In our case however, the Unicode encodings details don’t matter, it’s a cache, the ordering is meaningless as long as it is consistent, so we can just subclass TStringList and override CompareStrings:

function TIndexStringList.CompareStrings(const S1, S2: string): Integer;
begin
   Result:=CompareStr(S1, S2);
end;

In Delphi XE, CompareStr() is fast, it is still based on Pierre le Riche’s FastCode version (but who knows what will happen to it in Delphi 64 where there is no BASM? but I digress…).

Wrapping it up

The new benchmark figures are now around 8 ms, in all cases. That’s five times faster than the VCL’s best case with a 20 fields dataset, and it scales nicely with field counts, as we’re still O(ln n). Just to illustrate:

This is also achieved with a lot less code than the VCL, no asm or fancy tricks, and we achieved speedups of the same magnitude as what Marco Cantu reported, what François and all TDataset users have to labor for by optimizing on the spot every time they have a loop on a dataset.

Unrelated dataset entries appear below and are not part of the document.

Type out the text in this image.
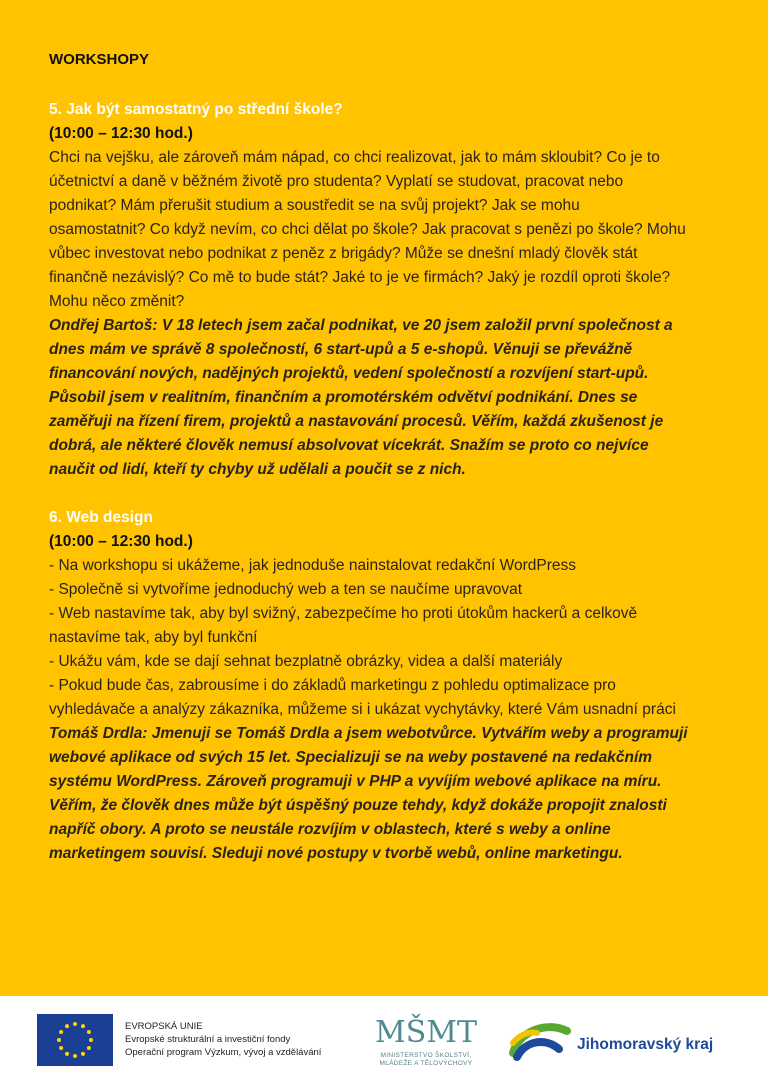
WORKSHOPY
5. Jak být samostatný po střední škole?
(10:00 – 12:30 hod.)
Chci na vejšku, ale zároveň mám nápad, co chci realizovat, jak to mám skloubit? Co je to
účetnictví a daně v běžném životě pro studenta? Vyplatí se studovat, pracovat nebo
podnikat? Mám přerušit studium a soustředit se na svůj projekt? Jak se mohu
osamostatnit? Co když nevím, co chci dělat po škole? Jak pracovat s penězi po škole? Mohu
vůbec investovat nebo podnikat z peněz z brigády? Může se dnešní mladý člověk stát
finančně nezávislý? Co mě to bude stát? Jaké to je ve firmách? Jaký je rozdíl oproti škole?
Mohu něco změnit?
Ondřej Bartoš: V 18 letech jsem začal podnikat, ve 20 jsem založil první společnost a
dnes mám ve správě 8 společností, 6 start-upů a 5 e-shopů. Věnuji se převážně
financování nových, nadějných projektů, vedení společností a rozvíjení start-upů.
Působil jsem v realitním, finančním a promotérském odvětví podnikání. Dnes se
zaměřuji na řízení firem, projektů a nastavování procesů. Věřím, každá zkušenost je
dobrá, ale některé člověk nemusí absolvovat vícekrát. Snažím se proto co nejvíce
naučit od lidí, kteří ty chyby už udělali a poučit se z nich.
6. Web design
(10:00 – 12:30 hod.)
- Na workshopu si ukážeme, jak jednoduše nainstalovat redakční WordPress
- Společně si vytvoříme jednoduchý web a ten se naučíme upravovat
- Web nastavíme tak, aby byl svižný, zabezpečíme ho proti útokům hackerů a celkově
nastavíme tak, aby byl funkční
- Ukážu vám, kde se dají sehnat bezplatně obrázky, videa a další materiály
- Pokud bude čas, zabrousíme i do základů marketingu z pohledu optimalizace pro
vyhledávače a analýzy zákazníka, můžeme si i ukázat vychytávky, které Vám usnadní práci
Tomáš Drdla: Jmenuji se Tomáš Drdla a jsem webotvůrce. Vytvářím weby a programuji
webové aplikace od svých 15 let. Specializuji se na weby postavené na redakčním
systému WordPress. Zároveň programuji v PHP a vyvíjím webové aplikace na míru.
Věřím, že člověk dnes může být úspěšný pouze tehdy, když dokáže propojit znalosti
napříč obory. A proto se neustále rozvíjím v oblastech, které s weby a online
marketingem souvisí. Sleduji nové postupy v tvorbě webů, online marketingu.
EVROPSKÁ UNIE
Evropské strukturální a investiční fondy
Operační program Výzkum, vývoj a vzdělávání
MŠMT
MINISTERSTVO ŠKOLSTVÍ,
MLÁDEŽE A TĚLOVÝCHOVY
Jihomoravský kraj
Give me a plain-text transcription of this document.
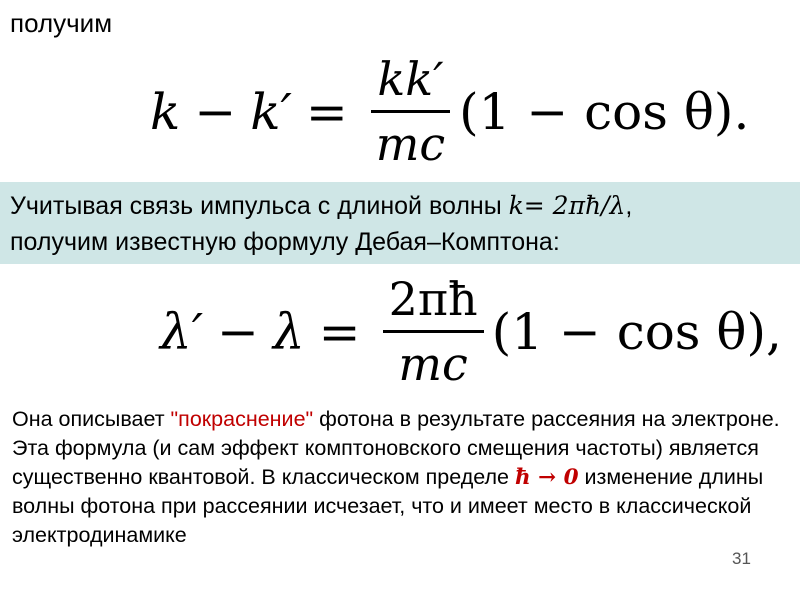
получим
$k - k' = \frac{kk'}{mc} (1 - \cos \theta)$.
Учитывая связь импульса с длиной волны k= 2πħ/λ,
получим известную формулу Дебая–Комптона:
$\lambda' - \lambda = \frac{2\pi ħ}{mc} (1 - \cos \theta)$,
Она описывает "покраснение" фотона в результате рассеяния на электроне. Эта формула (и сам эффект комптоновского смещения частоты) является существенно квантовой. В классическом пределе ħ → 0 изменение длины волны фотона при рассеянии исчезает, что и имеет место в классической электродинамике
31
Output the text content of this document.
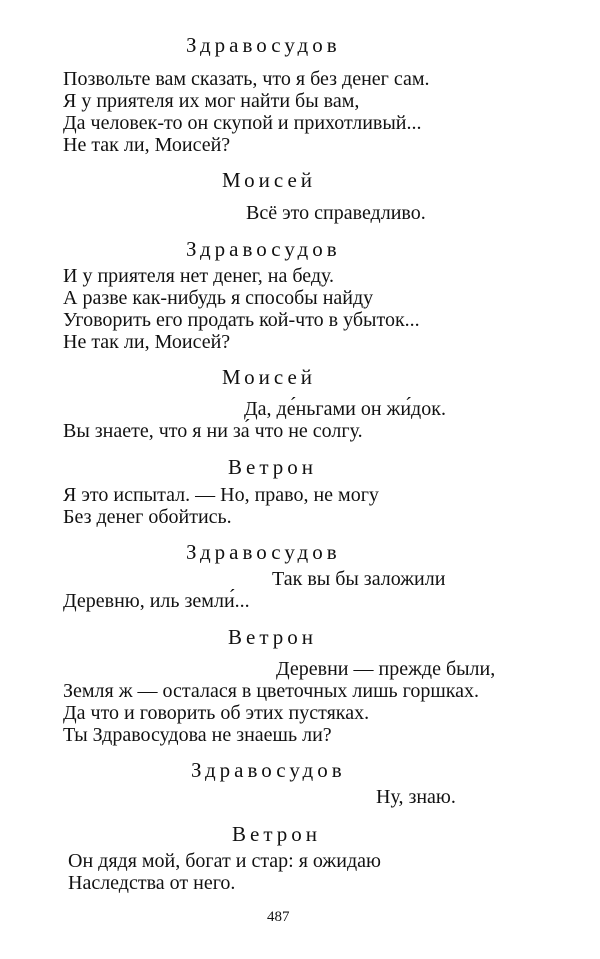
Здравосудов
Позвольте вам сказать, что я без денег сам.
Я у приятеля их мог найти бы вам,
Да человек-то он скупой и прихотливый...
Не так ли, Моисей?
Моисей
Всё это справедливо.
Здравосудов
И у приятеля нет денег, на беду.
А разве как-нибудь я способы найду
Уговорить его продать кой-что в убыток...
Не так ли, Моисей?
Моисей
Да, де́ньгами он жи́док.
Вы знаете, что я ни за́ что не солгу.
Ветрон
Я это испытал. — Но, право, не могу
Без денег обойтись.
Здравосудов
Так вы бы заложили
Деревню, иль земли́...
Ветрон
Деревни — прежде были,
Земля ж — осталася в цветочных лишь горшках.
Да что и говорить об этих пустяках.
Ты Здравосудова не знаешь ли?
Здравосудов
Ну, знаю.
Ветрон
Он дядя мой, богат и стар: я ожидаю
Наследства от него.
487
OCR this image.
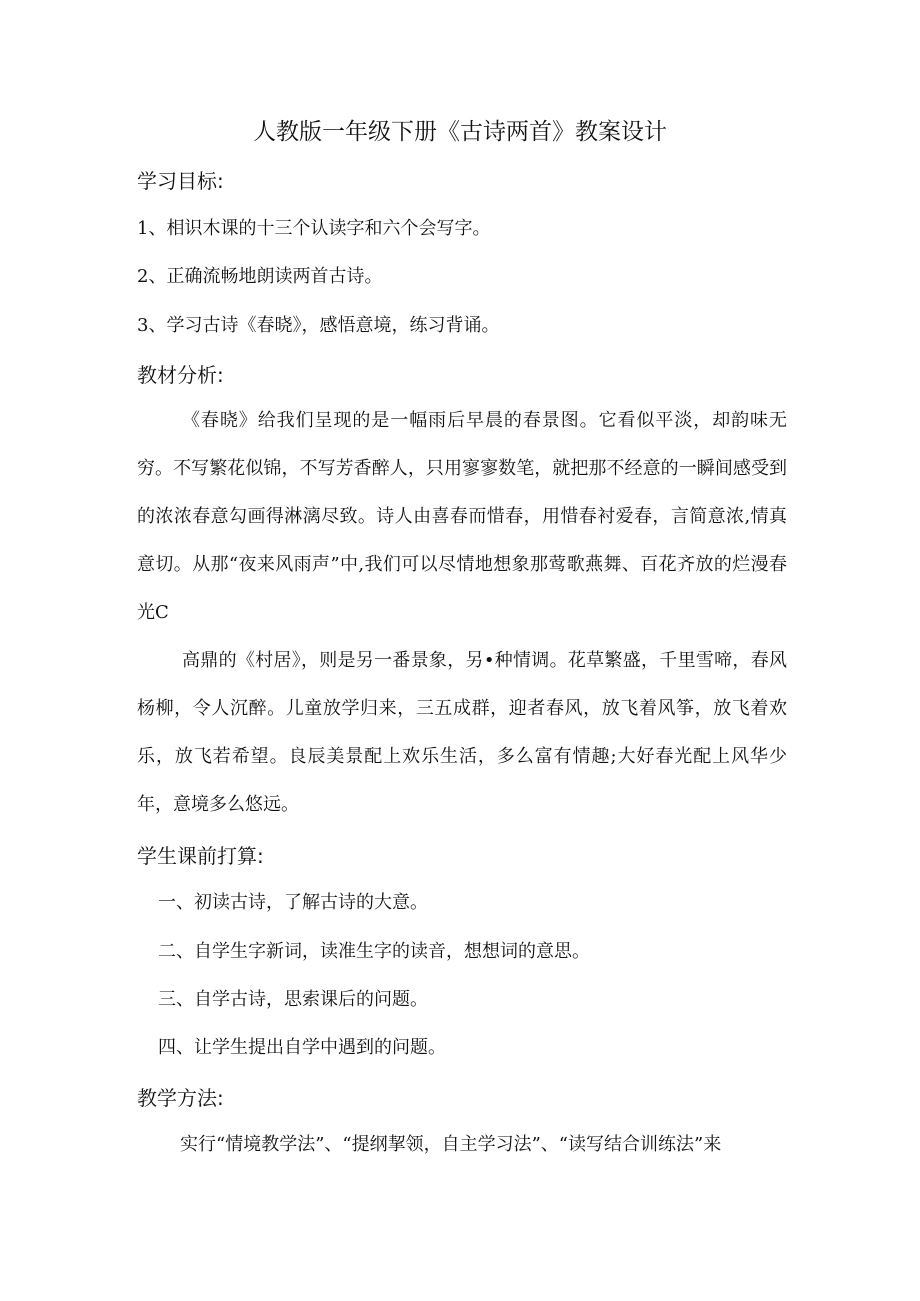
人教版一年级下册《古诗两首》教案设计
学习目标:
1、相识木课的十三个认读字和六个会写字。
2、正确流畅地朗读两首古诗。
3、学习古诗《春晓》，感悟意境，练习背诵。
教材分析:
《春晓》给我们呈现的是一幅雨后早晨的春景图。它看似平淡，却韵味无穷。不写繁花似锦，不写芳香醉人，只用寥寥数笔，就把那不经意的一瞬间感受到的浓浓春意勾画得淋漓尽致。诗人由喜春而惜春，用惜春衬爱春，言简意浓,情真意切。从那“夜来风雨声”中,我们可以尽情地想象那莺歌燕舞、百花齐放的烂漫春光C
高鼎的《村居》，则是另一番景象，另•种情调。花草繁盛，千里雪啼，春风杨柳，令人沉醉。儿童放学归来，三五成群，迎者春风，放飞着风筝，放飞着欢乐，放飞若希望。良辰美景配上欢乐生活，多么富有情趣;大好春光配上风华少年，意境多么悠远。
学生课前打算:
一、初读古诗，了解古诗的大意。
二、自学生字新词，读准生字的读音，想想词的意思。
三、自学古诗，思索课后的问题。
四、让学生提出自学中遇到的问题。
教学方法:
实行“情境教学法”、“提纲挈领，自主学习法”、“读写结合训练法”来
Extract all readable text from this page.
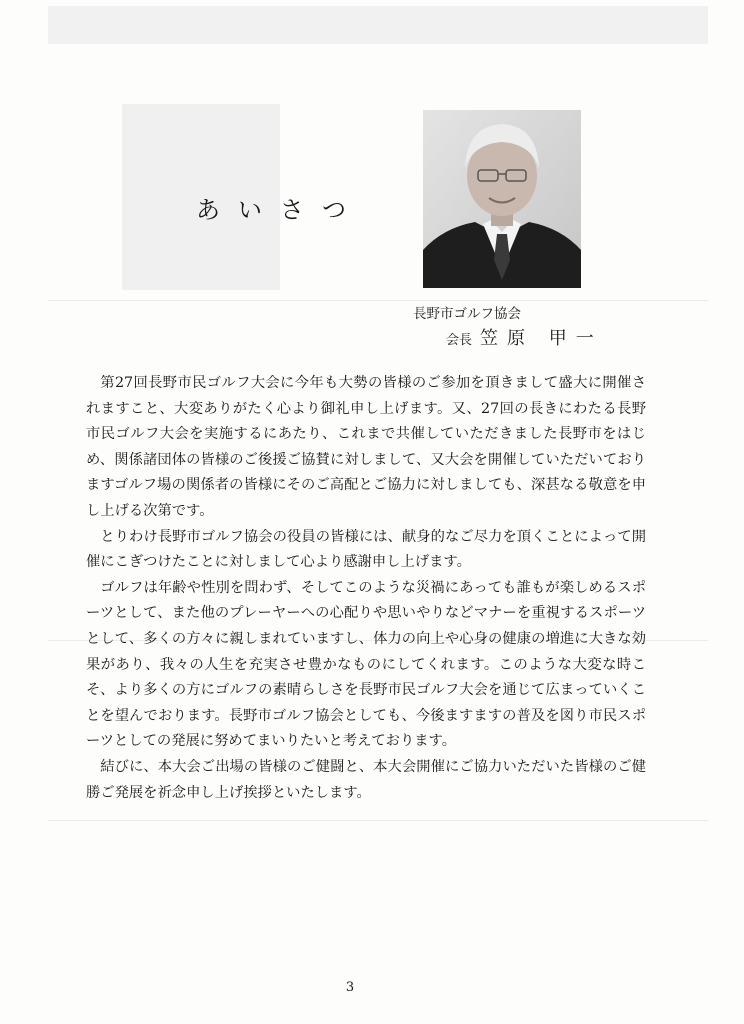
あいさつ
長野市ゴルフ協会
会長 笠原 甲一

第27回長野市民ゴルフ大会に今年も大勢の皆様のご参加を頂きまして盛大に開催されますこと、大変ありがたく心より御礼申し上げます。又、27回の長きにわたる長野市民ゴルフ大会を実施するにあたり、これまで共催していただきました長野市をはじめ、関係諸団体の皆様のご後援ご協賛に対しまして、又大会を開催していただいておりますゴルフ場の関係者の皆様にそのご高配とご協力に対しましても、深甚なる敬意を申し上げる次第です。

とりわけ長野市ゴルフ協会の役員の皆様には、献身的なご尽力を頂くことによって開催にこぎつけたことに対しまして心より感謝申し上げます。

ゴルフは年齢や性別を問わず、そしてこのような災禍にあっても誰もが楽しめるスポーツとして、また他のプレーヤーへの心配りや思いやりなどマナーを重視するスポーツとして、多くの方々に親しまれていますし、体力の向上や心身の健康の増進に大きな効果があり、我々の人生を充実させ豊かなものにしてくれます。このような大変な時こそ、より多くの方にゴルフの素晴らしさを長野市民ゴルフ大会を通じて広まっていくことを望んでおります。長野市ゴルフ協会としても、今後ますますの普及を図り市民スポーツとしての発展に努めてまいりたいと考えております。

結びに、本大会ご出場の皆様のご健闘と、本大会開催にご協力いただいた皆様のご健勝ご発展を祈念申し上げ挨拶といたします。

3
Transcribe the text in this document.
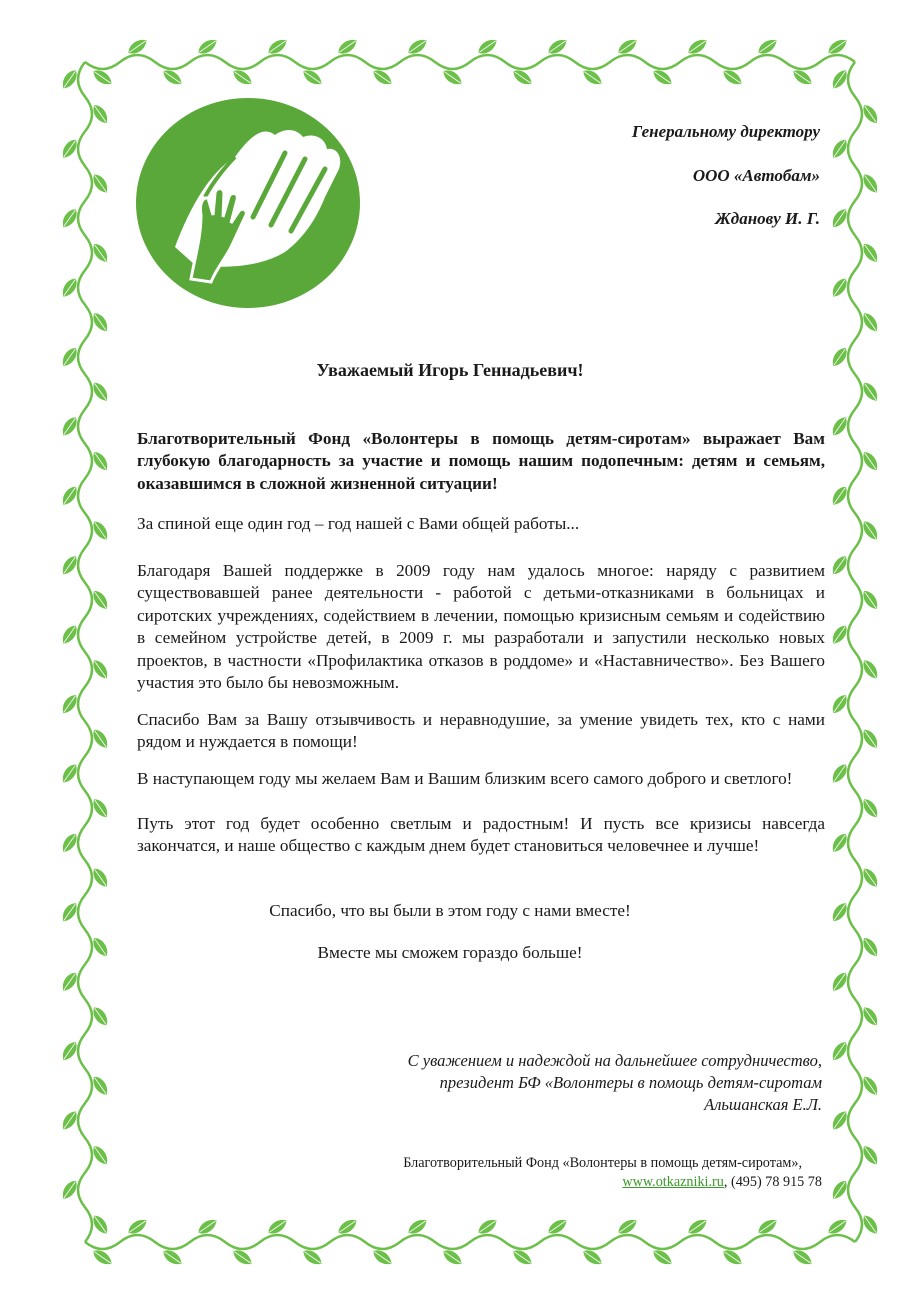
Генеральному директору
ООО «Автобам»
Жданову И. Г.
Уважаемый Игорь Геннадьевич!

Благотворительный Фонд «Волонтеры в помощь детям-сиротам» выражает Вам глубокую благодарность за участие и помощь нашим подопечным: детям и семьям, оказавшимся в сложной жизненной ситуации!

За спиной еще один год – год нашей с Вами общей работы...

Благодаря Вашей поддержке в 2009 году нам удалось многое: наряду с развитием существовавшей ранее деятельности - работой с детьми-отказниками в больницах и сиротских учреждениях, содействием в лечении, помощью кризисным семьям и содействию в семейном устройстве детей, в 2009 г. мы разработали и запустили несколько новых проектов, в частности «Профилактика отказов в роддоме» и «Наставничество». Без Вашего участия это было бы невозможным.

Спасибо Вам за Вашу отзывчивость и неравнодушие, за умение увидеть тех, кто с нами рядом и нуждается в помощи!

В наступающем году мы желаем Вам и Вашим близким всего самого доброго и светлого!

Путь этот год будет особенно светлым и радостным! И пусть все кризисы навсегда закончатся, и наше общество с каждым днем будет становиться человечнее и лучше!

Спасибо, что вы были в этом году с нами вместе!
Вместе мы сможем гораздо больше!
С уважением и надеждой на дальнейшее сотрудничество,
президент БФ «Волонтеры в помощь детям-сиротам
Альшанская Е.Л.
Благотворительный Фонд «Волонтеры в помощь детям-сиротам»,
www.otkazniki.ru, (495) 78 915 78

Is there some more fat to be trimmed?

The final profiling of the benchmark look like that:

[6]16.5% are lost to the overhead (a simple loop that calls FindField repeatedly), we can assume CompareStr is optimal enough,  the rest is spent in TStringList methods which are decently implemented.

As a bonus, you’ll notice there is no noteworthy stress on dynamic memory allocation, meaning things will scale all the better when multi-threading.

As an alternative to TStringList, you could wonder about the new generic TDictionary<>, if you’re feeling adventurous.
However, you wouldn’t be rewarded for your risk, as it’s slower than the solution exposed here (up to 5 times slower when there are few fields, and slightly slower when there are hundreds of fields). A look at the profiler shows it wastes most of its time… computing the hash. Its memory overhead is also quite higher and would probably bite in a multi-thread situation (I’ll let the astute reader figure out why the TStringList approach gets away with very little memory allocation).

The optimization is done.
You could of course go further, there are a couple low hanging percents to grab, but to really improve, it  would involve libraries or extra code that would go beyond the scope of an isolated optimization case such as this one, IMHO.